The Last Supper / 1955 / Salvador Dali / Oil on canvas / National Gallery Washington
The painting "The Last Supper" is a painting with a religious theme, which is separated from other works of Salvador Dali due to its special composition.
Dalí's fame from the late 1920s to the mid-1940s was due to his use of a surrealistic style and his Freudian dream imagery.
Created in 1955, "The Last Supper" is both religious and realistic. Unlike Dalí's previous paintings, which depicted the weathered and rugged cliffs of Catalonia, the background of the work is a simple landscape of the Catalan coast in northeastern Spain, depicting the bay of Port Ligat.
In the late 1940s, Dali's return to Christian imagery and traditional values was influenced by three factors: The devastating effects of the Spanish Civil War and World War II, His renewed interest in classical art, and reassessing Freud's psychological principles after meeting this psychologist in his old age.
One of the classic effects that can be mentioned in this image is the hair style of the worshipers, the curved shape of their bodies and the bright white color of their robes, which is borrowed from the Spanish painter Francisco de Zurbarán.
The great Italian Renaissance of the early 1500s was another major source of Dali's classicism. The situation of the foreground and the background scenery, the type of placement of men around the table symmetrically, exactly on both sides of Christ (PBUH) is repeated in a mirror-like manner. In addition, the dimensions of the image are drawn based on complex mathematical ratios calculated by Renaissance scientists.

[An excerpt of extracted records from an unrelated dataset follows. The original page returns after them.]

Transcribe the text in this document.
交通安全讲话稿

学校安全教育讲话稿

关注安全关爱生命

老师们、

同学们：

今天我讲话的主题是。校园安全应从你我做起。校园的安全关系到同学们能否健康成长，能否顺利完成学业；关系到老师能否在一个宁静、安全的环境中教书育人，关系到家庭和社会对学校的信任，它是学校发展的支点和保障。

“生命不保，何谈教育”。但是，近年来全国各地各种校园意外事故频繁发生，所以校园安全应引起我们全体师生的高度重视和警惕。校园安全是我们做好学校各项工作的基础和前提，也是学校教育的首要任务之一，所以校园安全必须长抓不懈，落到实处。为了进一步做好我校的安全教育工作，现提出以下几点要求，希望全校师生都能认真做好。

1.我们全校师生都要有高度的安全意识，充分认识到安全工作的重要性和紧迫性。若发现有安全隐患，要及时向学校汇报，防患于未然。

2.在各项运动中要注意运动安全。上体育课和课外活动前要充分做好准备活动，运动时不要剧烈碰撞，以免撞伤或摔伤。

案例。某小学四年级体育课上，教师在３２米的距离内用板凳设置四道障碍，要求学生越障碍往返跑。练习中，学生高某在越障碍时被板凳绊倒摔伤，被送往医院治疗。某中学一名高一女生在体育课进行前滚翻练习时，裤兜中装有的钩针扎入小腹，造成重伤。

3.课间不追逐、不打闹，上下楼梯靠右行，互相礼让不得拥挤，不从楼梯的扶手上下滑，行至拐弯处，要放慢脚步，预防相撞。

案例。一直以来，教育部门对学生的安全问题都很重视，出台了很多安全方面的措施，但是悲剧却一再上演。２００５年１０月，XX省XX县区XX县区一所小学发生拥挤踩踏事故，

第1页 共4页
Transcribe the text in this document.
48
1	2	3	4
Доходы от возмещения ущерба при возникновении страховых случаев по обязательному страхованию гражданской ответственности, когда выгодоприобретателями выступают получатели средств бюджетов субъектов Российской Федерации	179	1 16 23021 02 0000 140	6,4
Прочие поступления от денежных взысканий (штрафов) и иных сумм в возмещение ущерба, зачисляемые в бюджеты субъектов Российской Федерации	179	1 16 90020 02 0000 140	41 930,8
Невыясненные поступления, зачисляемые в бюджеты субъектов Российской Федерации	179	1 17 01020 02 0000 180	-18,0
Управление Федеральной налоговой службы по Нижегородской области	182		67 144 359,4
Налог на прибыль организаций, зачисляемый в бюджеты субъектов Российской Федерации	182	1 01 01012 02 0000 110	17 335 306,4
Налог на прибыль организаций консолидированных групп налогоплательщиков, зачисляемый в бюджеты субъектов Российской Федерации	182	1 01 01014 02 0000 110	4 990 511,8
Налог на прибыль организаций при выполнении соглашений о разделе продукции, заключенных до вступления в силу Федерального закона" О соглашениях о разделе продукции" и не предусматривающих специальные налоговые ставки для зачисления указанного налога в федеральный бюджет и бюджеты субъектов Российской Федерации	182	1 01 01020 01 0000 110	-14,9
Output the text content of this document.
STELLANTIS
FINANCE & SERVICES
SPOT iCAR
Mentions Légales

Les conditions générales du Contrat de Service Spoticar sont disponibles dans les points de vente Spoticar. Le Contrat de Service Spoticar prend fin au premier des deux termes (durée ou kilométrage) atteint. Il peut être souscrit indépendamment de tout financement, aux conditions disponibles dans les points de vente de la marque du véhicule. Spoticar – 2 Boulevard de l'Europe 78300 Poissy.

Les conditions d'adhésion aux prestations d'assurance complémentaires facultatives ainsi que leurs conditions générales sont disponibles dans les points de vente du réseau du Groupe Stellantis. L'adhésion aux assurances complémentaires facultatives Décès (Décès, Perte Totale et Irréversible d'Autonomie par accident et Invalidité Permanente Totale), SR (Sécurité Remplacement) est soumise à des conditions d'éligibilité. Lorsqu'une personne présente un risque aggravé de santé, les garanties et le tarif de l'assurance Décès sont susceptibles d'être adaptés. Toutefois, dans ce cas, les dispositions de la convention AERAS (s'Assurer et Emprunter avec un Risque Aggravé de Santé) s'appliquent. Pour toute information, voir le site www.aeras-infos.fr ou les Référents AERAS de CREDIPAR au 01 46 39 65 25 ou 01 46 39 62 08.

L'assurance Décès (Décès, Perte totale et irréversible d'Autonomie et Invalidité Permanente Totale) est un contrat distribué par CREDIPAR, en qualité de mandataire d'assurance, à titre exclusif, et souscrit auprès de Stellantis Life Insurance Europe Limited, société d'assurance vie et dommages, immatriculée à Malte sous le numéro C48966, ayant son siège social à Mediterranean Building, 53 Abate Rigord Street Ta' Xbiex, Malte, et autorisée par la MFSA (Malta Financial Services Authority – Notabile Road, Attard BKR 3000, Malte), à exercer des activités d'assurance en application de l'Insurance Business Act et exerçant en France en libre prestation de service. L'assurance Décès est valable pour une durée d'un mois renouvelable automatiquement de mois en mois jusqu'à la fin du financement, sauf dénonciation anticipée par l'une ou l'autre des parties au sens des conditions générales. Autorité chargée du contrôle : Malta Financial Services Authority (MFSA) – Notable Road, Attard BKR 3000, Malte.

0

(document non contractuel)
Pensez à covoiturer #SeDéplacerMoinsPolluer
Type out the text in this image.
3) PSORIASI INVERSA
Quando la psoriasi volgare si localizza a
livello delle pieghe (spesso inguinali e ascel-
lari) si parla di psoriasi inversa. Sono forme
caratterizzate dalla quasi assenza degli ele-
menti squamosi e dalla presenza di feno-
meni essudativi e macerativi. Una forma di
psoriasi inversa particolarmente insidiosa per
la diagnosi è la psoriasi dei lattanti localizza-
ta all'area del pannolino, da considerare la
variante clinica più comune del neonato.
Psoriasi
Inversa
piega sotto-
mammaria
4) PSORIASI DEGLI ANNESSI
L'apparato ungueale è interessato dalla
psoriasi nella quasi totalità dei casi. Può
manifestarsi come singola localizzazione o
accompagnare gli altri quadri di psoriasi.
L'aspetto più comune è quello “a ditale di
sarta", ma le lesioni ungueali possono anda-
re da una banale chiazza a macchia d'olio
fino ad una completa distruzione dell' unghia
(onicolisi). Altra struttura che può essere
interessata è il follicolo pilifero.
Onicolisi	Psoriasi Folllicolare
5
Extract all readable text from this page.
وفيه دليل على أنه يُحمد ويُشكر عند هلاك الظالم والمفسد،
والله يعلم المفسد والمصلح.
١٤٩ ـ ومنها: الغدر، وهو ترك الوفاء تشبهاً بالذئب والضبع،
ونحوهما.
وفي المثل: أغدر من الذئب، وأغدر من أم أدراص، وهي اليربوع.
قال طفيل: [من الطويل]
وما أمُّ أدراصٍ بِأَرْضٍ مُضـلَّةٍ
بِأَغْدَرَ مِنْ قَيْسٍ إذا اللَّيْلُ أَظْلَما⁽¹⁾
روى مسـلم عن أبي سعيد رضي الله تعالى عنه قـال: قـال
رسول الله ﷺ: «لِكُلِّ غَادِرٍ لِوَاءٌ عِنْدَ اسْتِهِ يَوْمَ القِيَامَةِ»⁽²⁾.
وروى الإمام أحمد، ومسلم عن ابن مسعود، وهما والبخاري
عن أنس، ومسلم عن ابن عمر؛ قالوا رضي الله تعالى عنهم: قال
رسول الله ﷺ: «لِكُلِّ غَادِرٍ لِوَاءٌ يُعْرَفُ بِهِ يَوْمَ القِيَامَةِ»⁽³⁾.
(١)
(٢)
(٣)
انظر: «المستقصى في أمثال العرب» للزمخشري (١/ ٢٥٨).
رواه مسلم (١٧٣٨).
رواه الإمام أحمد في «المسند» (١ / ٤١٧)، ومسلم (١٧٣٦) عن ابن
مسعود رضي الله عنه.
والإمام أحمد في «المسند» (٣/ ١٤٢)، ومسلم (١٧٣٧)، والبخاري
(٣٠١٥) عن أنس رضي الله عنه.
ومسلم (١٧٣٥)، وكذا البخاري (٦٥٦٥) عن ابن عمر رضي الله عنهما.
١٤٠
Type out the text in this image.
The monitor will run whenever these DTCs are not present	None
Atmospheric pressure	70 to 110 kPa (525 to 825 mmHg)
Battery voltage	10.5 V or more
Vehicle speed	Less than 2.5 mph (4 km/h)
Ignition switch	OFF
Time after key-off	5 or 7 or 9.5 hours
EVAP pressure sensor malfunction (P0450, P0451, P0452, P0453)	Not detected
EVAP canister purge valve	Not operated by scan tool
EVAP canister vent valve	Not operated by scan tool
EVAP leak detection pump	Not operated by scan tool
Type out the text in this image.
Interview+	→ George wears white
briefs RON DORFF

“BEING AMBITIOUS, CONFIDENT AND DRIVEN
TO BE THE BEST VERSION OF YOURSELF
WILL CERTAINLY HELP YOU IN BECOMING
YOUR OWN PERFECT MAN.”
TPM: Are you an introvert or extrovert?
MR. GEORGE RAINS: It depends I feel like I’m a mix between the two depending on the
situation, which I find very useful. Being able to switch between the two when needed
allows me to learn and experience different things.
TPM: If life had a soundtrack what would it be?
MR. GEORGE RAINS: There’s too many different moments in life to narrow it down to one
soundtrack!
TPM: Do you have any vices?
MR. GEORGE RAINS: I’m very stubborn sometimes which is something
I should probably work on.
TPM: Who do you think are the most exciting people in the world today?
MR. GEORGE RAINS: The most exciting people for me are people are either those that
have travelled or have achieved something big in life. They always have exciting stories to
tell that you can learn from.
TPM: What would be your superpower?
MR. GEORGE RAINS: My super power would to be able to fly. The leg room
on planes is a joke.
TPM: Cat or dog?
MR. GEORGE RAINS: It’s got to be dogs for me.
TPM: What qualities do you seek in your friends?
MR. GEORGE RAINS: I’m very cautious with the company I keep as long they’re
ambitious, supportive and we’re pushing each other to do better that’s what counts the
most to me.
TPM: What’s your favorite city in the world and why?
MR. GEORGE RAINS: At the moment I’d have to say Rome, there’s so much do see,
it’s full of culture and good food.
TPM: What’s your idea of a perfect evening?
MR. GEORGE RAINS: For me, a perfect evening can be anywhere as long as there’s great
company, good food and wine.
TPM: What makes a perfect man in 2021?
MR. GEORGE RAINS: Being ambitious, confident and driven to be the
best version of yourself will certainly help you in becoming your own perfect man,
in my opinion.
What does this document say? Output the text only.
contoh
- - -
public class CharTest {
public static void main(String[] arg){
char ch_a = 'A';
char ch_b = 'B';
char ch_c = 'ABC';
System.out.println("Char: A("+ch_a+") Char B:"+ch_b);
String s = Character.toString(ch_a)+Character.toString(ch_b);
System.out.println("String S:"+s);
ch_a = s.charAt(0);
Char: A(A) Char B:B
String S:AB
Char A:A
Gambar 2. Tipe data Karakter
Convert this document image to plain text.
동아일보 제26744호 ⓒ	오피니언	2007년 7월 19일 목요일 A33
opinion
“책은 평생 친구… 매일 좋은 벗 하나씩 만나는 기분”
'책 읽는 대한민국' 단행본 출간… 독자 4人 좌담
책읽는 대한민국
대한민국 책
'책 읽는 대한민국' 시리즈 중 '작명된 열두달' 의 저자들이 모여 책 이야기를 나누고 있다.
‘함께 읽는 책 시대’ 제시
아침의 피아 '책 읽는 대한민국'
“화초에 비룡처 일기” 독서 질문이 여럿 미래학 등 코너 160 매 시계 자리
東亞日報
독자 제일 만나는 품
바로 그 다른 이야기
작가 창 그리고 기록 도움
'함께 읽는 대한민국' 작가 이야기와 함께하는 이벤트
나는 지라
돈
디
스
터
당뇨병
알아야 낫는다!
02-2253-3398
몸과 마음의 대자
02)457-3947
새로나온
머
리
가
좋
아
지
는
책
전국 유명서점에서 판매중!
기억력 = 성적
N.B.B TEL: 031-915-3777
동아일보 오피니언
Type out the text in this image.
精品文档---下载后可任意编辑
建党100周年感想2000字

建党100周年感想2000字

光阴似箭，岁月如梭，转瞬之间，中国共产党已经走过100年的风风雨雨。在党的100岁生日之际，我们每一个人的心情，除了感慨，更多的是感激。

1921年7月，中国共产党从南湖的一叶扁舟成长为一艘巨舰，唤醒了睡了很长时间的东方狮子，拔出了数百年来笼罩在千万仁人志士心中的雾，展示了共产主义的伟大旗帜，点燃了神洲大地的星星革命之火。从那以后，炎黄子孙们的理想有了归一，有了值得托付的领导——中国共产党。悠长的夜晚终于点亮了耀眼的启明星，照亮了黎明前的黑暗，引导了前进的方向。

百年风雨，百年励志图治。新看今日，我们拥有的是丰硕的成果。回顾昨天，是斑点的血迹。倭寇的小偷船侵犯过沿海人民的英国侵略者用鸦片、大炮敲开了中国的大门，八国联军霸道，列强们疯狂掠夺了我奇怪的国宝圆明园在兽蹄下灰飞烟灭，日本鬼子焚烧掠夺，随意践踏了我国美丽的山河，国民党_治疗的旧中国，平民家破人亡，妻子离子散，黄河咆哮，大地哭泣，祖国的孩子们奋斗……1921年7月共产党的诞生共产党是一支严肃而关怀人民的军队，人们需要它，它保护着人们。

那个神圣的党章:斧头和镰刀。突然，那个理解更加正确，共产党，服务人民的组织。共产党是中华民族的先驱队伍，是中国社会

Relying on this geometric pattern, after completing the work after nine months, Dali explained about the painting as follows:
I wanted to realize a luminous and Pythagorean moment based on the celestial numbers and the number twelve: twelve hours of the day, twelve months of the year, twelve pentagons of twelve faces, twelve signs of the zodiac around the sun and twelve apostles around Christ.